Again PTC is missing the big picture. Instead of trying to show profits by only reducing the input costs, they need to get back to their basics. For a sample here are somethings that they need to ponder over:
1. Why is Wildfire not as well accepted as the old Pro/Engineer?
2. What are the benefits a 'maintenance' customer gets due to investment in Wildfire?
3. PTC is known for its CAD product. Why are they trying to throw this out and start afresh with PLM - Windchill. Surely out of focus.
4. What is Arbortext doing in their portfolio? You do not buy companies just because one of your top customers wanted better synergies between Wildfire and Illustrator tool !!

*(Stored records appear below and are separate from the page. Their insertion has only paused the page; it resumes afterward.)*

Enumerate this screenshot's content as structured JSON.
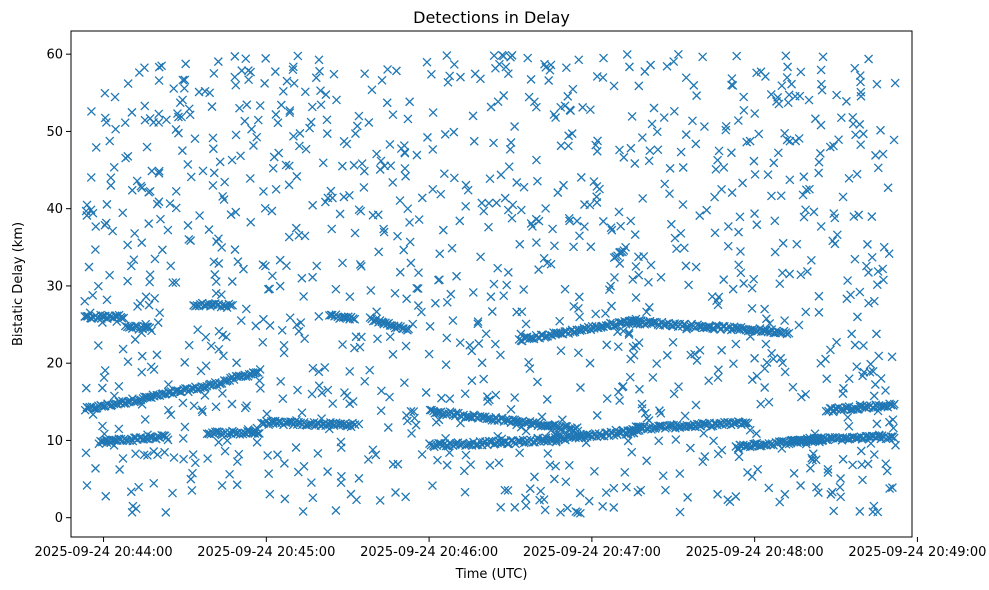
{
  "chart_data": {
    "type": "scatter",
    "title": "Detections in Delay",
    "xlabel": "Time (UTC)",
    "ylabel": "Bistatic Delay (km)",
    "marker": "x",
    "color": "#1f77b4",
    "xlim": [
      "2025-09-24 20:43:48",
      "2025-09-24 20:48:58"
    ],
    "ylim": [
      -2.5,
      63
    ],
    "xticks": [
      "2025-09-24 20:44:00",
      "2025-09-24 20:45:00",
      "2025-09-24 20:46:00",
      "2025-09-24 20:47:00",
      "2025-09-24 20:48:00",
      "2025-09-24 20:49:00"
    ],
    "yticks": [
      0,
      10,
      20,
      30,
      40,
      50,
      60
    ],
    "grid": false,
    "time_range": [
      "2025-09-24 20:43:53",
      "2025-09-24 20:48:52"
    ],
    "tracks": [
      {
        "from": [
          "2025-09-24 20:43:53",
          14.0
        ],
        "to": [
          "2025-09-24 20:44:38",
          17.0
        ]
      },
      {
        "from": [
          "2025-09-24 20:44:38",
          17.0
        ],
        "to": [
          "2025-09-24 20:44:58",
          19.0
        ]
      },
      {
        "from": [
          "2025-09-24 20:44:58",
          12.3
        ],
        "to": [
          "2025-09-24 20:45:33",
          12.0
        ]
      },
      {
        "from": [
          "2025-09-24 20:46:00",
          13.8
        ],
        "to": [
          "2025-09-24 20:46:55",
          11.5
        ]
      },
      {
        "from": [
          "2025-09-24 20:47:13",
          11.5
        ],
        "to": [
          "2025-09-24 20:47:58",
          12.3
        ]
      },
      {
        "from": [
          "2025-09-24 20:47:53",
          9.2
        ],
        "to": [
          "2025-09-24 20:48:27",
          10.2
        ]
      },
      {
        "from": [
          "2025-09-24 20:48:27",
          14.0
        ],
        "to": [
          "2025-09-24 20:48:52",
          14.6
        ]
      },
      {
        "from": [
          "2025-09-24 20:43:53",
          26.0
        ],
        "to": [
          "2025-09-24 20:44:08",
          26.0
        ]
      },
      {
        "from": [
          "2025-09-24 20:44:08",
          24.8
        ],
        "to": [
          "2025-09-24 20:44:18",
          24.4
        ]
      },
      {
        "from": [
          "2025-09-24 20:44:33",
          27.6
        ],
        "to": [
          "2025-09-24 20:44:48",
          27.4
        ]
      },
      {
        "from": [
          "2025-09-24 20:45:23",
          26.2
        ],
        "to": [
          "2025-09-24 20:45:33",
          25.7
        ]
      },
      {
        "from": [
          "2025-09-24 20:45:38",
          25.8
        ],
        "to": [
          "2025-09-24 20:45:53",
          24.2
        ]
      },
      {
        "from": [
          "2025-09-24 20:46:33",
          23.0
        ],
        "to": [
          "2025-09-24 20:47:18",
          25.6
        ]
      },
      {
        "from": [
          "2025-09-24 20:47:13",
          25.4
        ],
        "to": [
          "2025-09-24 20:48:13",
          24.0
        ]
      },
      {
        "from": [
          "2025-09-24 20:43:58",
          9.8
        ],
        "to": [
          "2025-09-24 20:44:23",
          10.5
        ]
      },
      {
        "from": [
          "2025-09-24 20:44:38",
          10.9
        ],
        "to": [
          "2025-09-24 20:44:58",
          11.1
        ]
      },
      {
        "from": [
          "2025-09-24 20:46:00",
          9.4
        ],
        "to": [
          "2025-09-24 20:46:33",
          9.8
        ]
      },
      {
        "from": [
          "2025-09-24 20:46:33",
          9.8
        ],
        "to": [
          "2025-09-24 20:47:18",
          11.2
        ]
      },
      {
        "from": [
          "2025-09-24 20:48:13",
          10.0
        ],
        "to": [
          "2025-09-24 20:48:52",
          10.5
        ]
      },
      {
        "from": [
          "2025-09-24 20:47:08",
          33.6
        ],
        "to": [
          "2025-09-24 20:47:13",
          35.0
        ]
      }
    ],
    "scatter": {
      "count": 1150,
      "y_range": [
        0.5,
        60
      ]
    }
  }
}
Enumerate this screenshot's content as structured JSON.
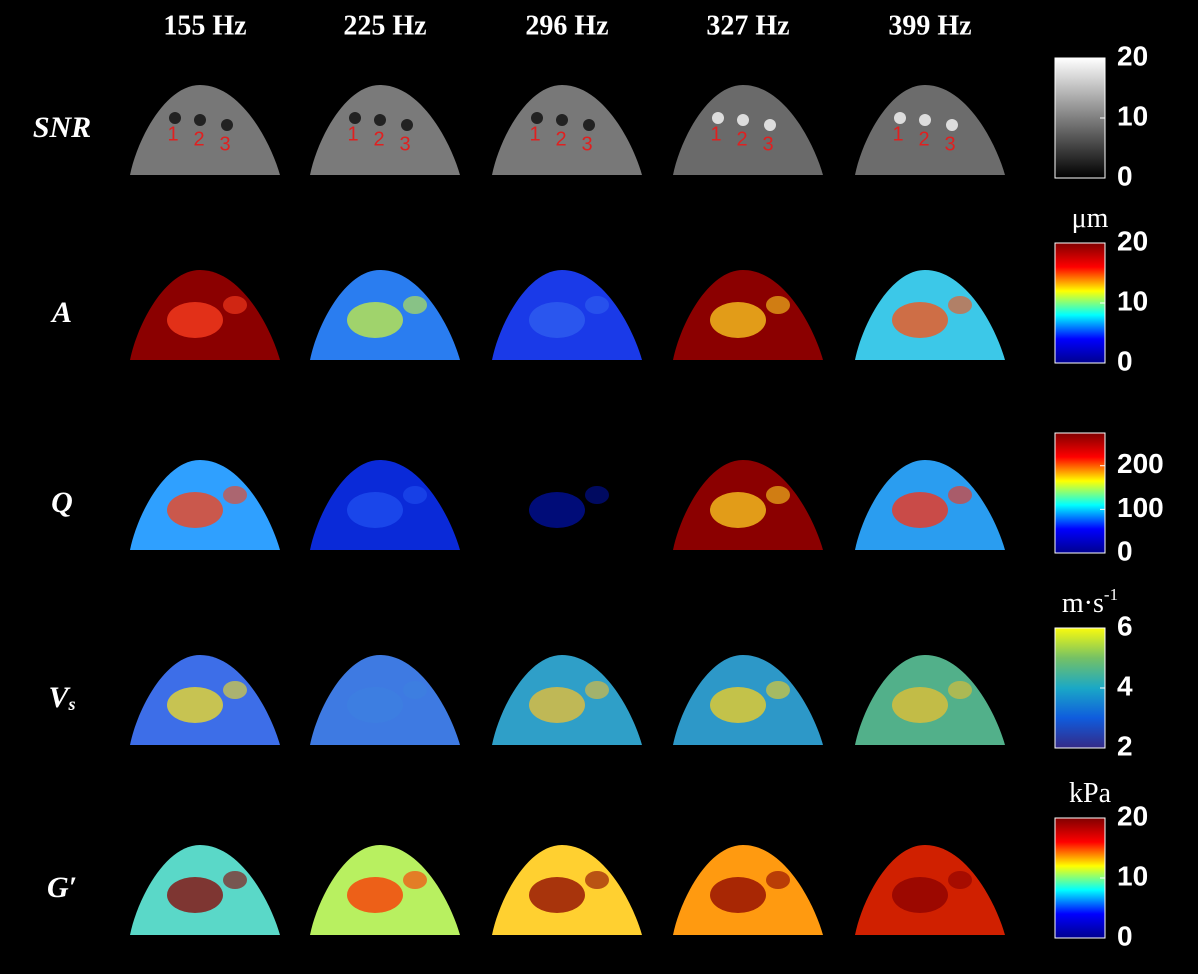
{
  "columns": [
    "155 Hz",
    "225 Hz",
    "296 Hz",
    "327 Hz",
    "399 Hz"
  ],
  "rows": [
    {
      "label": {
        "base": "SNR"
      },
      "colorbar": {
        "colormap": "gray",
        "range": [
          0,
          20
        ],
        "ticks": [
          20,
          10,
          0
        ]
      },
      "inclusion_labels": [
        "1",
        "2",
        "3"
      ]
    },
    {
      "label": {
        "base": "A"
      },
      "colorbar": {
        "unit": {
          "base": "μm"
        },
        "colormap": "jet",
        "range": [
          0,
          20
        ],
        "ticks": [
          20,
          10,
          0
        ]
      }
    },
    {
      "label": {
        "base": "Q"
      },
      "colorbar": {
        "colormap": "jet",
        "range": [
          0,
          275
        ],
        "ticks": [
          200,
          100,
          0
        ]
      }
    },
    {
      "label": {
        "base": "V",
        "sub": "s"
      },
      "colorbar": {
        "unit": {
          "base": "m·s",
          "sup": "-1"
        },
        "colormap": "parula",
        "range": [
          2,
          6
        ],
        "ticks": [
          6,
          4,
          2
        ]
      }
    },
    {
      "label": {
        "base": "G′"
      },
      "colorbar": {
        "unit": {
          "base": "kPa"
        },
        "colormap": "jet",
        "range": [
          0,
          20
        ],
        "ticks": [
          20,
          10,
          0
        ]
      }
    }
  ]
}
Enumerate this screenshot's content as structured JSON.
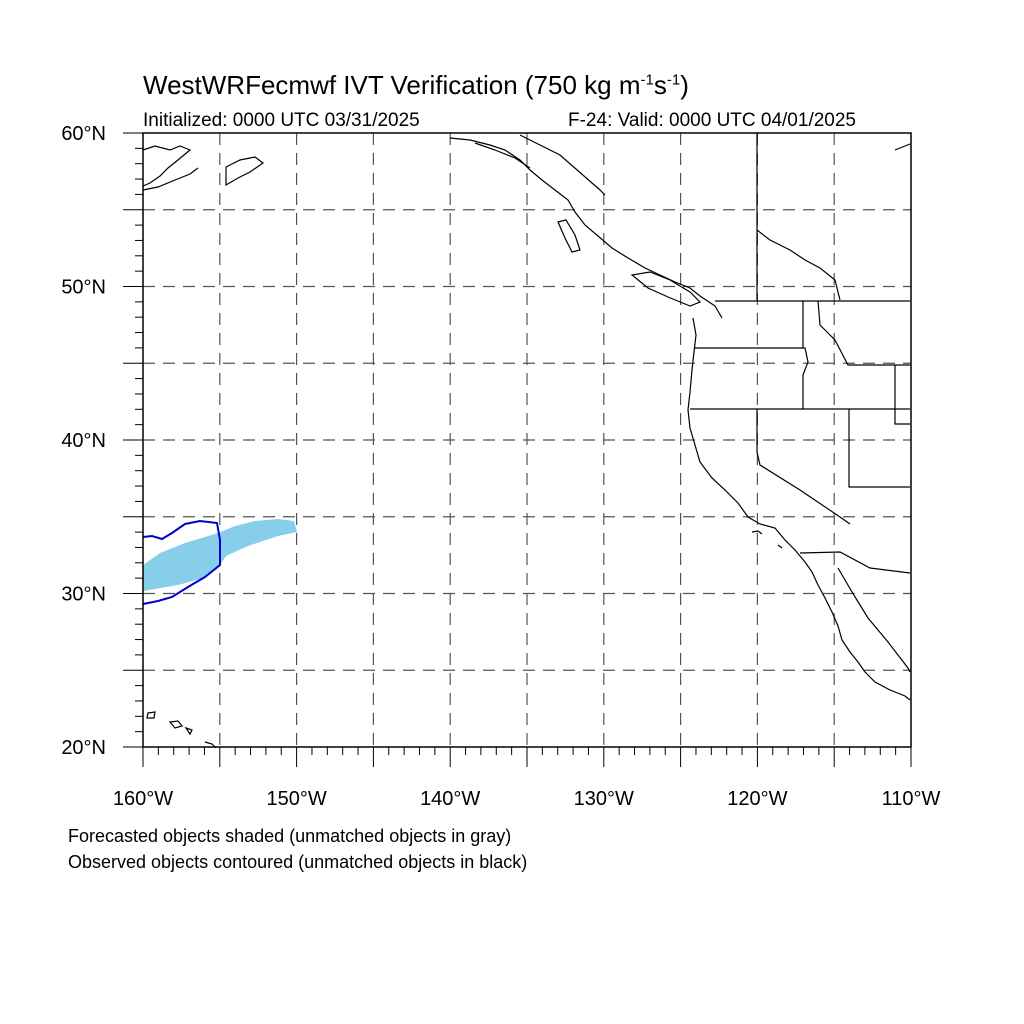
{
  "title": {
    "prefix": "WestWRFecmwf IVT Verification (750 kg m",
    "exp1": "-1",
    "mid": "s",
    "exp2": "-1",
    "suffix": ")"
  },
  "initialized": "Initialized: 0000 UTC 03/31/2025",
  "valid": "F-24: Valid: 0000 UTC 04/01/2025",
  "map": {
    "lon_range": [
      -160,
      -110
    ],
    "lat_range": [
      20,
      60
    ],
    "grid": "dashed every 5 degrees",
    "lat_labels": [
      "20°N",
      "30°N",
      "40°N",
      "50°N",
      "60°N"
    ],
    "lon_labels": [
      "160°W",
      "150°W",
      "140°W",
      "130°W",
      "120°W",
      "110°W"
    ]
  },
  "objects": {
    "forecast_color": "#87CEEB",
    "observed_color": "#0000CD"
  },
  "legend": {
    "line1": "Forecasted objects shaded (unmatched objects in gray)",
    "line2": "Observed objects contoured (unmatched objects in black)"
  }
}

5. Why was the cash in bank not used for funding development of a better CAD product that is almost 20 years old now?
6. PTC will be staring down the barrel if it does not do some honest introspection!
7. Or the hype of quarter-over-quarter growth was more to get 'sold' in the market for a higher price so that the investors or money-spinners at PTC can go home happier with wads of Dollars?
PTC should not become a 'classic' management study of 'what went wrong for PTC?' for the MBA's. It would be a shame. Is Harrison and his Team listening? Do they have the passion and burning desire to Innovate and Improvise, that existed in the founding team of PTC? NO? Maybe they are ready for a takeover now, 'at the right price', as their EVP and Chief Product Officer Jim Heppelmann put it sometime back as 'becoming a subject of consolidation.' Then let a Banker buy it!! Or one of their Largest User Corporation?